C. Le permis de démolir. L 430-1
Il n'est exigé que dans des cas précis :
- soit pour "raisons sociales", c'est à dire dans des zones où les logements pourraient manquer ; sont ainsi classées dans cette catégorie les communes situées dans un rayon de 50 kilomètres autour de Paris. L'avis conforme du Préfet est alors nécessaire.
- soit pour conservation du patrimoine : secteurs sauvegardés, immeubles inscrits, zones de protection du patrimoine architectural. L'avis conforme de l'Architecte des Bâtiments de France (ABF) est alors nécessaire.
La demande est déposée en mairie, où elle est affichée dans les 15 jours. Le délai d'instruction est de 4 mois : sans réponse dans ce délai, le permis est tacitement acquis.

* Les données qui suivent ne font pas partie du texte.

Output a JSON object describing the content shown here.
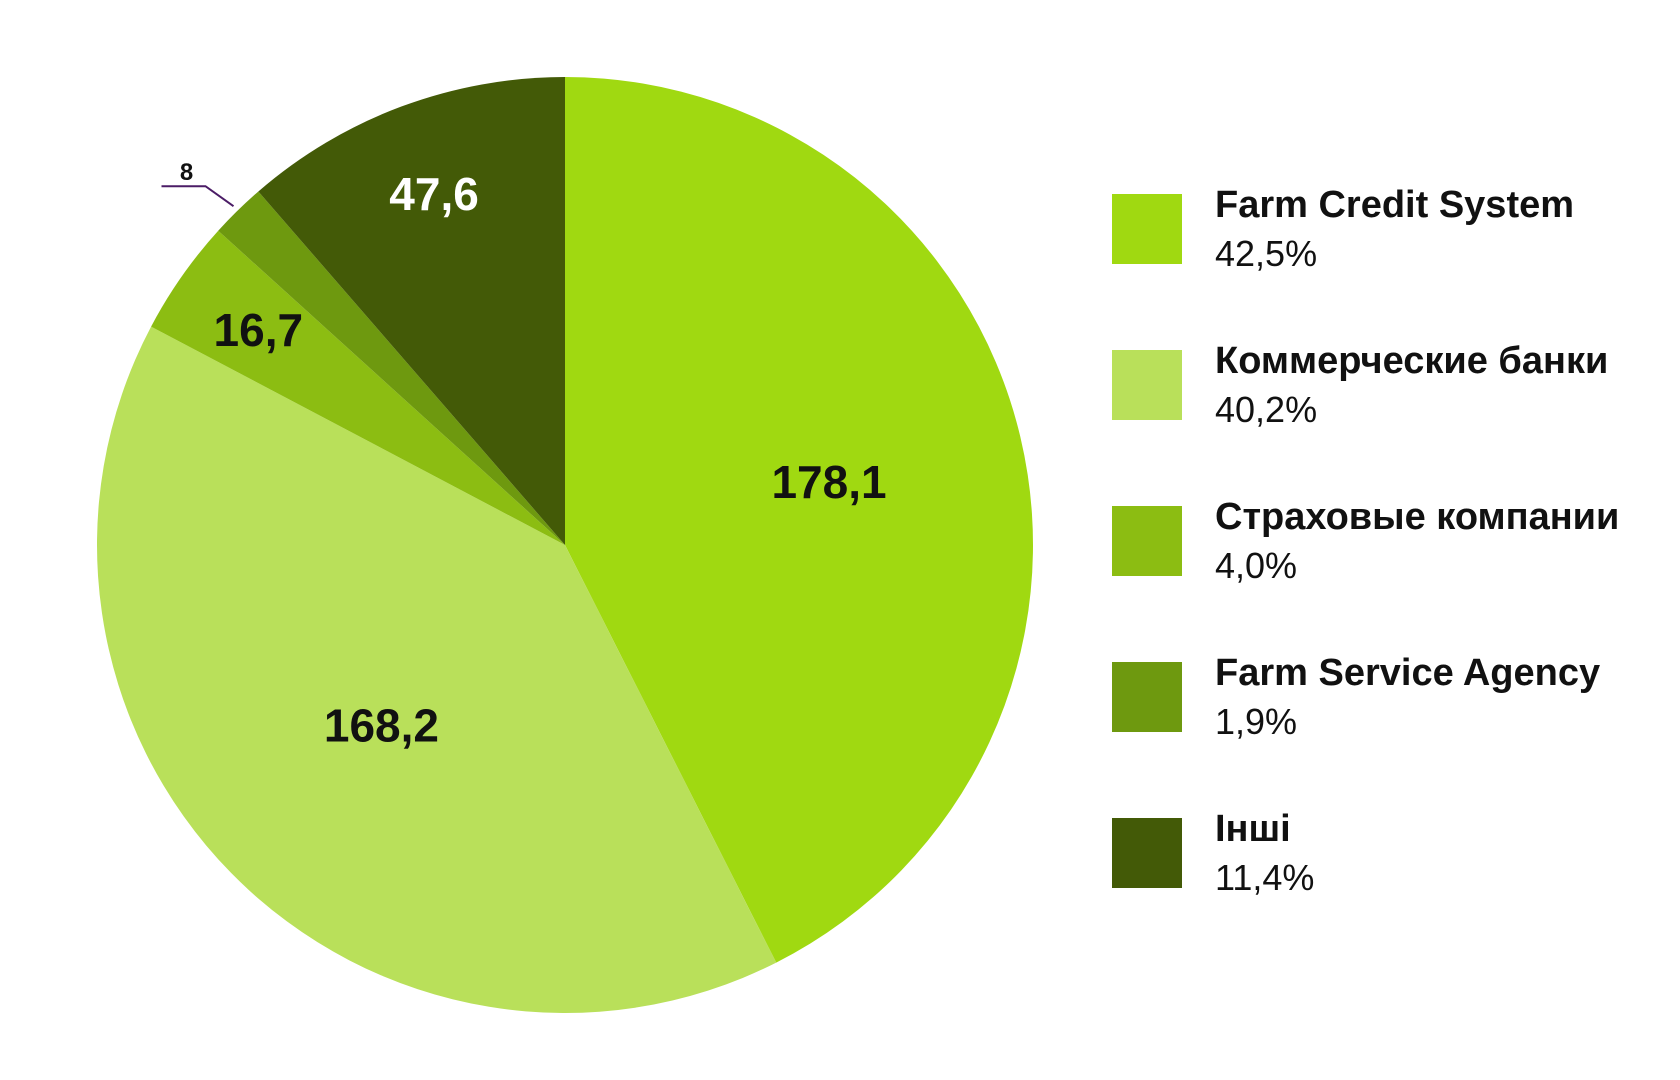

Le permis est accordé par le Maire s'il y a POS approuvé, par le Préfet dans le cas contraire. Il doit être affiché en mairie et sur le terrain pendant la durée du chantier.

D. Le lotissement. R 315-1 et suivants
Tout lotissement - c'est à dire toute division de propriété réalisée dans un but de construction - doit être précédé d'une autorisation administrative.
Le dossier est déposé en mairie, où la demande est affichée dans les 15 jours. Le délai normal d'instruction est de 3 mois : s'il n'y a pas de réponse dans ce délai, le demandeur envoie une nouvelle lettre, et le permis est accordé tacitement (sauf s'il y a proximité de bâtiments classés ou inscrits) dans le mois de cette lettre (R 315-21-1).
La demande est instruite par le maire s'il y a POS approuvé ; elle doit être refusée si le projet de lotissement n'est pas conforme au POS (R 315-28). S'il n'y a pas de POS approuvé, la demande est instruite par le Préfet.
L'arrêté d'autorisation (ou la preuve de la demande restée sans réponse) doit être affiché sur le terrain pendant la durée du chantier.